Some of these purchases penalize those who want (or need) to pay with cash. For example, pay-as-you-go utilities are notoriously more expensive than other tariffs.
Of course, there are still plenty of purchases where it is possible to pay with cash. In fact in the face-to-face environment, there are some places which essentially penalize people for paying by other means. Some retailers (generally smaller ones) put surcharges or other fees on card payments. Others insist on a minimum transaction amount before they will accept card payments. Some retailers only accept cash. The march of the payment cards, however, continues and shows no sign of slowing.

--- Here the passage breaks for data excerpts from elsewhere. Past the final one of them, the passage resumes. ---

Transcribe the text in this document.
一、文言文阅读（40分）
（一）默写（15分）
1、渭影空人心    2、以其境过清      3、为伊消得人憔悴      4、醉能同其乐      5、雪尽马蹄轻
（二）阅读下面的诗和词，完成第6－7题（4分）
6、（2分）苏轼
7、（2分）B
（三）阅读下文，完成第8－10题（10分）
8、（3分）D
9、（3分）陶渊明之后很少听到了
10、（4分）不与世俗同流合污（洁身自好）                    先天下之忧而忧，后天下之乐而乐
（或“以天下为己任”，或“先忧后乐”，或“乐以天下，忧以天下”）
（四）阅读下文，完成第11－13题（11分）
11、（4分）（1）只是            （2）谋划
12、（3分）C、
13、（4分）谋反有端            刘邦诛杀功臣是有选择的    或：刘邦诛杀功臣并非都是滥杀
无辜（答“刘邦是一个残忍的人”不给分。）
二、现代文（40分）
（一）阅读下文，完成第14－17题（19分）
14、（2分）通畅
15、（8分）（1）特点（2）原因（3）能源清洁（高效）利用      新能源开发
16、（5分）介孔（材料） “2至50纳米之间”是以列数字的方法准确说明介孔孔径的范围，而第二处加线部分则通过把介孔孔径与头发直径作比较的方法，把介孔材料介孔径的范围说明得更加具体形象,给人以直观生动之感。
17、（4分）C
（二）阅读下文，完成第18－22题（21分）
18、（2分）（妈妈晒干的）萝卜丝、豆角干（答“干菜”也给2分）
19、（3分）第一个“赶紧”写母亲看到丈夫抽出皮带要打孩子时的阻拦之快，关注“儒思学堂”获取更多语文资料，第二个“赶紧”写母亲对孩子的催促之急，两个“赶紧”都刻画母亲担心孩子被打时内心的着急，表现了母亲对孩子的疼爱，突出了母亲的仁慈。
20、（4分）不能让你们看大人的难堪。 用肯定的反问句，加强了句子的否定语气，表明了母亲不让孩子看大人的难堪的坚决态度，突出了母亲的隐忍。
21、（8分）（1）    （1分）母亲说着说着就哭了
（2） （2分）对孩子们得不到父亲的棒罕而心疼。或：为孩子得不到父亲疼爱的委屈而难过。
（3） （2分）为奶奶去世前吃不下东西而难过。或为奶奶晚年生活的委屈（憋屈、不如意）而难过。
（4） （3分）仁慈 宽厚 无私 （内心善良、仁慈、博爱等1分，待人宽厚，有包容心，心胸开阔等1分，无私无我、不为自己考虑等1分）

Cash is essentially an anonymous payment method. This makes it an attractive target for thieves. The means by which people can be relieved of their cash vary from subtle pickpocketing to brutal mugging and armed robbery. As with all violent crimes, the victims can experience lasting psychological shock and/or physical injury or even death.
Digital payment methods (such as payment cards) can be traced back to their owner. This reduces their attractiveness to traditional thieves. They can, however, become a target for fraudsters. Fraudsters aim to gain access to online bank accounts and digital payment methods to use them for their own purposes. If they succeed, the consequences for their victim can range from mild inconvenience to full-scale ID theft.
So the question becomes: “Overall, is online banking safer than using cash?”
Arguably the answer is yes. Online banking does not have the same physical security risks as cash does. It does have some risks, but the banks and payment companies have been working hard to reduce these. For example banks have introduced card readers for some transactions. Payment companies have introduced chip cards and schemes such as Verified by Visa.
Individuals can also take steps to protect themselves by running security software on internet-linked devices. This includes phones and tablets as well as computers.
The anonymity of cash is an issue for national security as much as personal security.
To begin with, “cash-in-hand” transactions have become strongly associated with tax evasion. Given that it is tax revenue which funds the police and armed forces, its loss could quite reasonably be considered a security issue.
Similarly cash provides a straightforward method for under-the-counter transactions to take place. For example, shoplifted goods can be sold face to face for cash. Admittedly they can also be sold online, via portals such as Gumtree and eBay, but that does at least create some element of traceability.